Throughout the 1970s, Mattingly¹⁹ compiled anecdotal notes on mosquito eggs and documented examples that may contradict the conventional Culex oviposition behavior. One particularly unusual case involved Culex antillummagnorum (Dyar) (Fig. 1), which is the most widely distributed mosquito species on the island of Puerto Rico²³ and has been documented on several other Caribbean islands^24,25,26. This species is one of six in the subgenus Micraedes, a poorly studied group for which essentially no ecological or behavioral information is available^14,19. Culex antillummagnorum larvae can be found in both natural and man-made containers, where they filter feed on organic detritus and microorganisms, but they are most frequently collected from phytotelmata (plant-held aquatic microhabitats) such as bromeliad tanks, bamboo internodes, “malanga” (Colocasia esculenta) leaf axils, and Heliconia caribaea flower bracts^23,26,27. Until recently, the host associations of Cx. antillummagnorum were unknown, but photographs from Reeves et al.²⁸ show adults feeding on two anole species, Anolis gundlachi and A. cristatellus, in Puerto Rico. From these observations, the species is now considered a candidate vector of the three Plasmodium species known to circulate among Anolis lizard communities on the island.

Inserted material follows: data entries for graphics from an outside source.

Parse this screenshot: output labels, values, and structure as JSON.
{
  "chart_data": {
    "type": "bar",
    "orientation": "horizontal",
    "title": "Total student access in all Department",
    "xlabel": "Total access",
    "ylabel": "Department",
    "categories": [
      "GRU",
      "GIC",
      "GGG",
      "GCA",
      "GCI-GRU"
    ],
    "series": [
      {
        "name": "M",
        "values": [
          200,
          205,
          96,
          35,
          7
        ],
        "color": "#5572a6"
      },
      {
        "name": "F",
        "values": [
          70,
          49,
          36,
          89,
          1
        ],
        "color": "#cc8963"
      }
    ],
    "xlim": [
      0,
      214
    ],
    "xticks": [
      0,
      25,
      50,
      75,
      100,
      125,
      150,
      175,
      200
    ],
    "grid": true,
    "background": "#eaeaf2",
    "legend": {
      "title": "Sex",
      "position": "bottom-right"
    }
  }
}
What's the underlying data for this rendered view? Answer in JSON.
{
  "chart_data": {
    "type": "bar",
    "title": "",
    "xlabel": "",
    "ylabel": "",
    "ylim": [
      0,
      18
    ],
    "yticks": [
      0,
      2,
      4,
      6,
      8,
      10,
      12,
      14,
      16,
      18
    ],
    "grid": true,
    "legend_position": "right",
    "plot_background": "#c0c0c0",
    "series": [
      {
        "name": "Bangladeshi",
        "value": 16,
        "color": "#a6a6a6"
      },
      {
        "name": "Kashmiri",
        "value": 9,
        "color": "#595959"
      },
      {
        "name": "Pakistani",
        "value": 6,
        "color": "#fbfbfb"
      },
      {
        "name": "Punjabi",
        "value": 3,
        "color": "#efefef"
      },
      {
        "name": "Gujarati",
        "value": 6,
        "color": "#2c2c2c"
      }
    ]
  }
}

In his original note, Mattingly¹⁹ was intrigued by the unusual egg morphology of Cx. antillummagnorum (Fig. 4) and hypothesized that the species might display a mode of oviposition not previously documented in Culex: the emission of single eggs while hovering above a water-filled container. Skip-oviposition (a “bet hedging” oviposition strategy where female mosquitoes scatter eggs among various sites) has been observed in Anopheles spp., Deinocerites spp., and Aedini tribe species⁸. Oviposition in flight has only been reported in Anopheles spp⁸., Toxorhynchites spp¹¹., and Wyeomyia spp^1,29. and other species in the Sabethini tribe³⁰. No Culex species has been previously recorded ovipositing while in flight or is known to skip-oviposit^{8,11,14,19,29,30}. Verifying this atypical mode of oviposition within Culex would raise compelling questions about the evolution and ecological drivers of such a behavior, as well as suggest that the understanding of Culex egg-laying remains incomplete^8,15,18,20.

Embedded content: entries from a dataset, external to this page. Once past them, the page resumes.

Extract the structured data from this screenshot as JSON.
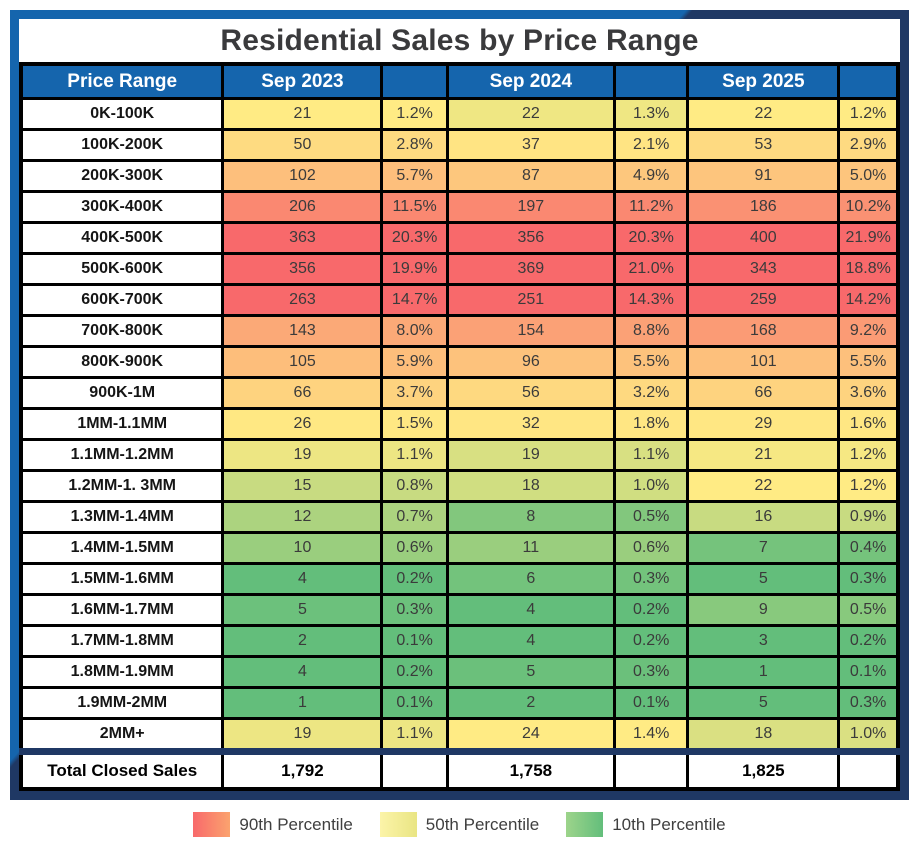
{
  "title": "Residential Sales by Price Range",
  "chart_data": {
    "type": "heatmap",
    "title": "Residential Sales by Price Range",
    "header": {
      "price_range": "Price Range",
      "periods": [
        "Sep 2023",
        "Sep 2024",
        "Sep 2025"
      ]
    },
    "value_columns_per_period": [
      "closed_sales_count",
      "share_of_total_pct"
    ],
    "rows": [
      {
        "label": "0K-100K",
        "counts": [
          21,
          22,
          22
        ],
        "pcts": [
          "1.2%",
          "1.3%",
          "1.2%"
        ]
      },
      {
        "label": "100K-200K",
        "counts": [
          50,
          37,
          53
        ],
        "pcts": [
          "2.8%",
          "2.1%",
          "2.9%"
        ]
      },
      {
        "label": "200K-300K",
        "counts": [
          102,
          87,
          91
        ],
        "pcts": [
          "5.7%",
          "4.9%",
          "5.0%"
        ]
      },
      {
        "label": "300K-400K",
        "counts": [
          206,
          197,
          186
        ],
        "pcts": [
          "11.5%",
          "11.2%",
          "10.2%"
        ]
      },
      {
        "label": "400K-500K",
        "counts": [
          363,
          356,
          400
        ],
        "pcts": [
          "20.3%",
          "20.3%",
          "21.9%"
        ]
      },
      {
        "label": "500K-600K",
        "counts": [
          356,
          369,
          343
        ],
        "pcts": [
          "19.9%",
          "21.0%",
          "18.8%"
        ]
      },
      {
        "label": "600K-700K",
        "counts": [
          263,
          251,
          259
        ],
        "pcts": [
          "14.7%",
          "14.3%",
          "14.2%"
        ]
      },
      {
        "label": "700K-800K",
        "counts": [
          143,
          154,
          168
        ],
        "pcts": [
          "8.0%",
          "8.8%",
          "9.2%"
        ]
      },
      {
        "label": "800K-900K",
        "counts": [
          105,
          96,
          101
        ],
        "pcts": [
          "5.9%",
          "5.5%",
          "5.5%"
        ]
      },
      {
        "label": "900K-1M",
        "counts": [
          66,
          56,
          66
        ],
        "pcts": [
          "3.7%",
          "3.2%",
          "3.6%"
        ]
      },
      {
        "label": "1MM-1.1MM",
        "counts": [
          26,
          32,
          29
        ],
        "pcts": [
          "1.5%",
          "1.8%",
          "1.6%"
        ]
      },
      {
        "label": "1.1MM-1.2MM",
        "counts": [
          19,
          19,
          21
        ],
        "pcts": [
          "1.1%",
          "1.1%",
          "1.2%"
        ]
      },
      {
        "label": "1.2MM-1. 3MM",
        "counts": [
          15,
          18,
          22
        ],
        "pcts": [
          "0.8%",
          "1.0%",
          "1.2%"
        ]
      },
      {
        "label": "1.3MM-1.4MM",
        "counts": [
          12,
          8,
          16
        ],
        "pcts": [
          "0.7%",
          "0.5%",
          "0.9%"
        ]
      },
      {
        "label": "1.4MM-1.5MM",
        "counts": [
          10,
          11,
          7
        ],
        "pcts": [
          "0.6%",
          "0.6%",
          "0.4%"
        ]
      },
      {
        "label": "1.5MM-1.6MM",
        "counts": [
          4,
          6,
          5
        ],
        "pcts": [
          "0.2%",
          "0.3%",
          "0.3%"
        ]
      },
      {
        "label": "1.6MM-1.7MM",
        "counts": [
          5,
          4,
          9
        ],
        "pcts": [
          "0.3%",
          "0.2%",
          "0.5%"
        ]
      },
      {
        "label": "1.7MM-1.8MM",
        "counts": [
          2,
          4,
          3
        ],
        "pcts": [
          "0.1%",
          "0.2%",
          "0.2%"
        ]
      },
      {
        "label": "1.8MM-1.9MM",
        "counts": [
          4,
          5,
          1
        ],
        "pcts": [
          "0.2%",
          "0.3%",
          "0.1%"
        ]
      },
      {
        "label": "1.9MM-2MM",
        "counts": [
          1,
          2,
          5
        ],
        "pcts": [
          "0.1%",
          "0.1%",
          "0.3%"
        ]
      },
      {
        "label": "2MM+",
        "counts": [
          19,
          24,
          18
        ],
        "pcts": [
          "1.1%",
          "1.4%",
          "1.0%"
        ]
      }
    ],
    "totals": {
      "label": "Total Closed Sales",
      "values": [
        "1,792",
        "1,758",
        "1,825"
      ]
    },
    "color_scale": {
      "red": "#F8696B",
      "yellow": "#FFEB84",
      "green": "#63BE7B",
      "red_at": "90th percentile",
      "yellow_at": "50th percentile",
      "green_at": "10th percentile"
    },
    "legend_position": "bottom"
  },
  "legend": [
    {
      "label": "90th Percentile",
      "swatch_from": "#F8696B",
      "swatch_to": "#FBA36E"
    },
    {
      "label": "50th Percentile",
      "swatch_from": "#FCF4A9",
      "swatch_to": "#E9E583"
    },
    {
      "label": "10th Percentile",
      "swatch_from": "#9DD48B",
      "swatch_to": "#63BE7B"
    }
  ],
  "colors": {
    "header_bg": "#1565AD",
    "header_text": "#FFFFFF",
    "frame_blue": "#1565AD",
    "frame_navy": "#1F3864",
    "grid_line": "#000000",
    "title_text": "#3A3A3C"
  }
}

(a) Adult female Culex antillummagnorum. The length of the long, slender palpi (0.35 of the proboscis) can be seen; this character is most often used to positively morphologically identify the species. (b) Cx. antillummagnorum larvae collected from a Heliconia caribaea bract. The larvae possess coarse, stellate tufts of abdominal hairs, uniformly shaped antennae, and extremely long, thin siphons; the 4th instar larvae of the species are easily distinguished from other mosquito larvae found in Puerto Rico (Barrera). Both specimens collected in the Luquillo Experimental Forest, Puerto Rico..

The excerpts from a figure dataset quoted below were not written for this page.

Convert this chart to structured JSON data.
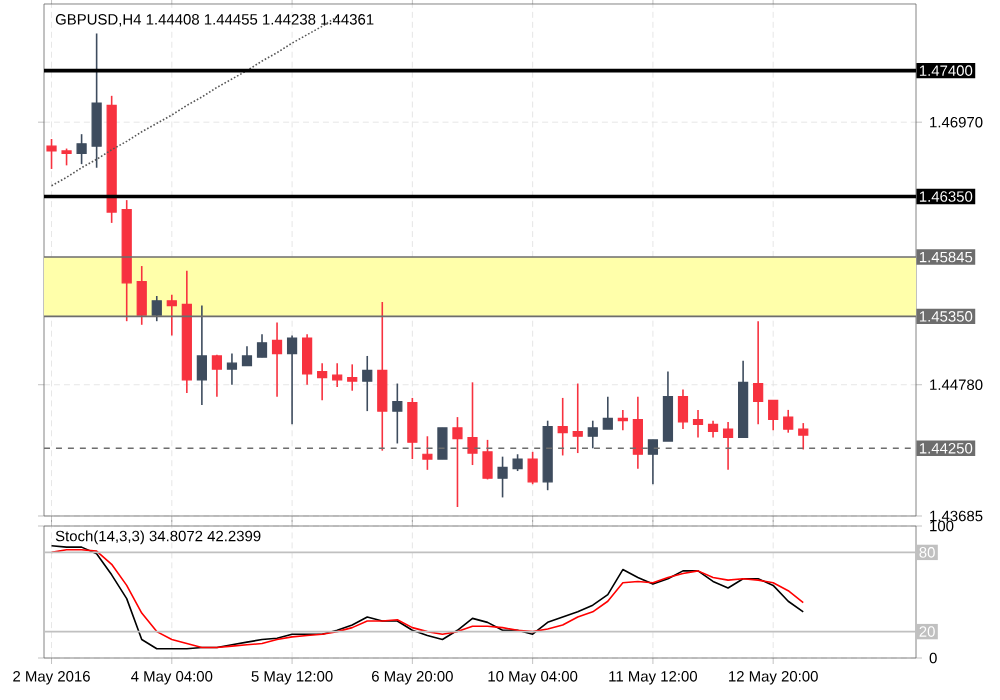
{
  "chart_data": [
    {
      "type": "candlestick",
      "title": "GBPUSD,H4 1.44408 1.44455 1.44238 1.44361",
      "categories": [
        null,
        null,
        null,
        null,
        null,
        null,
        null,
        null,
        null,
        null,
        null,
        null,
        null,
        null,
        null,
        null,
        null,
        null,
        null,
        null,
        null,
        null,
        null,
        null,
        null,
        null,
        null,
        null,
        null,
        null,
        null,
        null,
        null,
        null,
        null,
        null,
        null,
        null,
        null,
        null,
        null,
        null,
        null,
        null,
        null,
        null,
        null,
        null,
        null,
        null,
        null,
        null,
        null,
        null,
        null,
        null,
        null,
        null
      ],
      "ohlc": [
        [
          1.4677,
          1.4683,
          1.4658,
          1.4673
        ],
        [
          1.4673,
          1.4675,
          1.4661,
          1.4671
        ],
        [
          1.4671,
          1.4687,
          1.4662,
          1.4679
        ],
        [
          1.4677,
          1.4771,
          1.4659,
          1.4713
        ],
        [
          1.4711,
          1.4719,
          1.4613,
          1.4622
        ],
        [
          1.4624,
          1.4632,
          1.4531,
          1.4563
        ],
        [
          1.4564,
          1.4577,
          1.4528,
          1.4536
        ],
        [
          1.4536,
          1.4552,
          1.4531,
          1.4548
        ],
        [
          1.4548,
          1.4553,
          1.4519,
          1.4544
        ],
        [
          1.4545,
          1.4573,
          1.4471,
          1.4482
        ],
        [
          1.4482,
          1.4544,
          1.4461,
          1.4502
        ],
        [
          1.4502,
          1.4503,
          1.4468,
          1.4491
        ],
        [
          1.4491,
          1.4504,
          1.4478,
          1.4496
        ],
        [
          1.4494,
          1.451,
          1.4494,
          1.4502
        ],
        [
          1.4501,
          1.452,
          1.4501,
          1.4513
        ],
        [
          1.4515,
          1.453,
          1.4468,
          1.4504
        ],
        [
          1.4504,
          1.4519,
          1.4445,
          1.4517
        ],
        [
          1.4517,
          1.452,
          1.4478,
          1.4487
        ],
        [
          1.4489,
          1.4496,
          1.4465,
          1.4484
        ],
        [
          1.4486,
          1.4496,
          1.4476,
          1.4482
        ],
        [
          1.4484,
          1.4495,
          1.4473,
          1.4481
        ],
        [
          1.4481,
          1.4502,
          1.4456,
          1.449
        ],
        [
          1.449,
          1.4547,
          1.4423,
          1.4456
        ],
        [
          1.4456,
          1.4479,
          1.4429,
          1.4464
        ],
        [
          1.4463,
          1.4467,
          1.4416,
          1.443
        ],
        [
          1.442,
          1.4435,
          1.4407,
          1.4416
        ],
        [
          1.4416,
          1.4442,
          1.4416,
          1.4442
        ],
        [
          1.4442,
          1.4451,
          1.4376,
          1.4433
        ],
        [
          1.4434,
          1.448,
          1.4411,
          1.4421
        ],
        [
          1.4422,
          1.4432,
          1.4399,
          1.44
        ],
        [
          1.44,
          1.4418,
          1.4384,
          1.4409
        ],
        [
          1.4408,
          1.442,
          1.4406,
          1.4416
        ],
        [
          1.4416,
          1.4422,
          1.4395,
          1.4397
        ],
        [
          1.4397,
          1.4448,
          1.439,
          1.4443
        ],
        [
          1.4443,
          1.4467,
          1.4419,
          1.4438
        ],
        [
          1.4439,
          1.4479,
          1.4421,
          1.4435
        ],
        [
          1.4435,
          1.4448,
          1.4425,
          1.4442
        ],
        [
          1.4441,
          1.4468,
          1.4441,
          1.445
        ],
        [
          1.445,
          1.4457,
          1.444,
          1.4448
        ],
        [
          1.4449,
          1.4468,
          1.4408,
          1.442
        ],
        [
          1.442,
          1.4432,
          1.4395,
          1.4432
        ],
        [
          1.4431,
          1.4489,
          1.4431,
          1.4468
        ],
        [
          1.4468,
          1.4474,
          1.4441,
          1.4447
        ],
        [
          1.4449,
          1.4457,
          1.4434,
          1.4445
        ],
        [
          1.4445,
          1.4448,
          1.4434,
          1.4439
        ],
        [
          1.4441,
          1.4447,
          1.4407,
          1.4434
        ],
        [
          1.4434,
          1.4498,
          1.4434,
          1.448
        ],
        [
          1.4479,
          1.4531,
          1.4445,
          1.4464
        ],
        [
          1.4465,
          1.4465,
          1.444,
          1.4449
        ],
        [
          1.4451,
          1.4457,
          1.4438,
          1.4441
        ],
        [
          1.4441,
          1.4446,
          1.4424,
          1.4436
        ],
        null,
        null,
        null,
        null,
        null,
        null,
        null
      ],
      "colors": [
        "#f7323f",
        "#f7323f",
        "#3e4c5e",
        "#3e4c5e",
        "#f7323f",
        "#f7323f",
        "#f7323f",
        "#3e4c5e",
        "#f7323f",
        "#f7323f",
        "#3e4c5e",
        "#f7323f",
        "#3e4c5e",
        "#3e4c5e",
        "#3e4c5e",
        "#f7323f",
        "#3e4c5e",
        "#f7323f",
        "#f7323f",
        "#f7323f",
        "#f7323f",
        "#3e4c5e",
        "#f7323f",
        "#3e4c5e",
        "#f7323f",
        "#f7323f",
        "#3e4c5e",
        "#f7323f",
        "#f7323f",
        "#f7323f",
        "#3e4c5e",
        "#3e4c5e",
        "#f7323f",
        "#3e4c5e",
        "#f7323f",
        "#f7323f",
        "#3e4c5e",
        "#3e4c5e",
        "#f7323f",
        "#f7323f",
        "#3e4c5e",
        "#3e4c5e",
        "#f7323f",
        "#f7323f",
        "#f7323f",
        "#f7323f",
        "#3e4c5e",
        "#f7323f",
        "#f7323f",
        "#f7323f",
        "#f7323f",
        null,
        null,
        null,
        null,
        null,
        null,
        null
      ],
      "series": [
        {
          "type": "line",
          "color": "#555555",
          "line_style": "dotted",
          "values": [
            1.4644,
            1.4651,
            1.4659,
            1.4666,
            1.4674,
            1.4681,
            1.4689,
            1.4696,
            1.4703,
            1.4711,
            1.4718,
            1.4726,
            1.4733,
            1.474,
            1.4748,
            1.4755,
            1.4763,
            1.477,
            1.4777,
            1.4785,
            null,
            null,
            null,
            null,
            null,
            null,
            null,
            null,
            null,
            null,
            null,
            null,
            null,
            null,
            null,
            null,
            null,
            null,
            null,
            null,
            null,
            null,
            null,
            null,
            null,
            null,
            null,
            null,
            null,
            null,
            null,
            null,
            null,
            null,
            null,
            null,
            null,
            null
          ]
        }
      ],
      "ylim": [
        1.43685,
        1.47956
      ],
      "yticks": [
        {
          "value": 1.4697,
          "label": "1.46970"
        },
        {
          "value": 1.4478,
          "label": "1.44780"
        },
        {
          "value": 1.43685,
          "label": "1.43685"
        }
      ],
      "bands": [
        {
          "axis": "y",
          "from": 1.4535,
          "to": 1.45845,
          "color": "#ffffaa"
        }
      ],
      "ref_lines": [
        {
          "axis": "y",
          "value": 1.474,
          "label": "1.47400",
          "color": "#000000"
        },
        {
          "axis": "y",
          "value": 1.4635,
          "label": "1.46350",
          "color": "#000000"
        },
        {
          "axis": "y",
          "value": 1.45845,
          "label": "1.45845",
          "color": "#6d6d6d"
        },
        {
          "axis": "y",
          "value": 1.4535,
          "label": "1.45350",
          "color": "#6d6d6d"
        },
        {
          "axis": "y",
          "value": 1.4425,
          "label": "1.44250",
          "color": "#6d6d6d",
          "line_style": "dashed"
        }
      ],
      "grid": true,
      "tick_labels": "y"
    },
    {
      "type": "line",
      "title": "Stoch(14,3,3) 34.8072 42.2399",
      "categories": [
        "2 May 2016",
        null,
        null,
        null,
        null,
        null,
        null,
        null,
        "4 May 04:00",
        null,
        null,
        null,
        null,
        null,
        null,
        null,
        "5 May 12:00",
        null,
        null,
        null,
        null,
        null,
        null,
        null,
        "6 May 20:00",
        null,
        null,
        null,
        null,
        null,
        null,
        null,
        "10 May 04:00",
        null,
        null,
        null,
        null,
        null,
        null,
        null,
        "11 May 12:00",
        null,
        null,
        null,
        null,
        null,
        null,
        null,
        "12 May 20:00",
        null,
        null,
        null,
        null,
        null,
        null,
        null,
        null,
        null
      ],
      "series": [
        {
          "color": "#000000",
          "values": [
            85,
            84,
            84,
            79,
            63,
            45,
            14,
            7,
            7,
            7,
            8,
            8,
            10,
            12,
            14,
            15,
            18,
            18,
            18,
            21,
            25,
            31,
            28,
            28,
            21,
            17,
            14,
            21,
            30,
            27,
            21,
            21,
            18,
            27,
            31,
            35,
            40,
            48,
            67,
            61,
            56,
            60,
            66,
            66,
            58,
            53,
            60,
            60,
            55,
            43,
            35,
            null,
            null,
            null,
            null,
            null,
            null,
            null
          ]
        },
        {
          "color": "#ff0000",
          "values": [
            80,
            82,
            82,
            81,
            71,
            55,
            34,
            20,
            14,
            11,
            8,
            8,
            9,
            10,
            11,
            14,
            16,
            17,
            18,
            20,
            23,
            28,
            28,
            29,
            23,
            20,
            18,
            20,
            24,
            24,
            23,
            21,
            20,
            22,
            25,
            31,
            35,
            43,
            57,
            58,
            57,
            61,
            64,
            66,
            61,
            59,
            60,
            59,
            57,
            51,
            42,
            null,
            null,
            null,
            null,
            null,
            null,
            null
          ]
        }
      ],
      "ylim": [
        0,
        100
      ],
      "yticks": [
        0,
        100
      ],
      "ref_lines": [
        {
          "axis": "y",
          "value": 80,
          "label": "80",
          "color": "#c0c0c0"
        },
        {
          "axis": "y",
          "value": 20,
          "label": "20",
          "color": "#c0c0c0"
        }
      ],
      "grid": true
    }
  ]
}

Preliminary sampling of natural containers, including C. esculenta leaf axils, H. caribaea flower bracts, epiphytic bromeliad tanks, and fallen palm spathes, throughout the Luquillo Experimental Forest (LEF) in Puerto Rico showed higher numbers of larval Cx. antillummagnorum individuals in the water-filled bracts of H. caribaea racemes (Fig. 6), suggesting a potential preference among gravid females for these oviposition sites in the LEF (data from natural container sampling were used to assess previous research and were not quantified). This finding aligned with research by Richardson et al.² and Yee²³. Gravid Cx. antillummagnorum females were then observed and filmed for several nights as they deposited eggs within H. caribaea bracts near El Verde Field Station in the LEF. With this study, we aimed to resolve the nearly 50-year-old question regarding the oviposition behavior of Cx. antillummagnorum, first raised by Mattingly¹⁹, and in doing so, learn more about this understudied species and candidate lizard malaria vector in Puerto Rico^23,28. By conducting field observations and recording numerous videos of gravid Cx. antillummagnorum in the LEF, we documented the first instance, to our knowledge, of a Culex mosquito aerially and skip-ovipositing.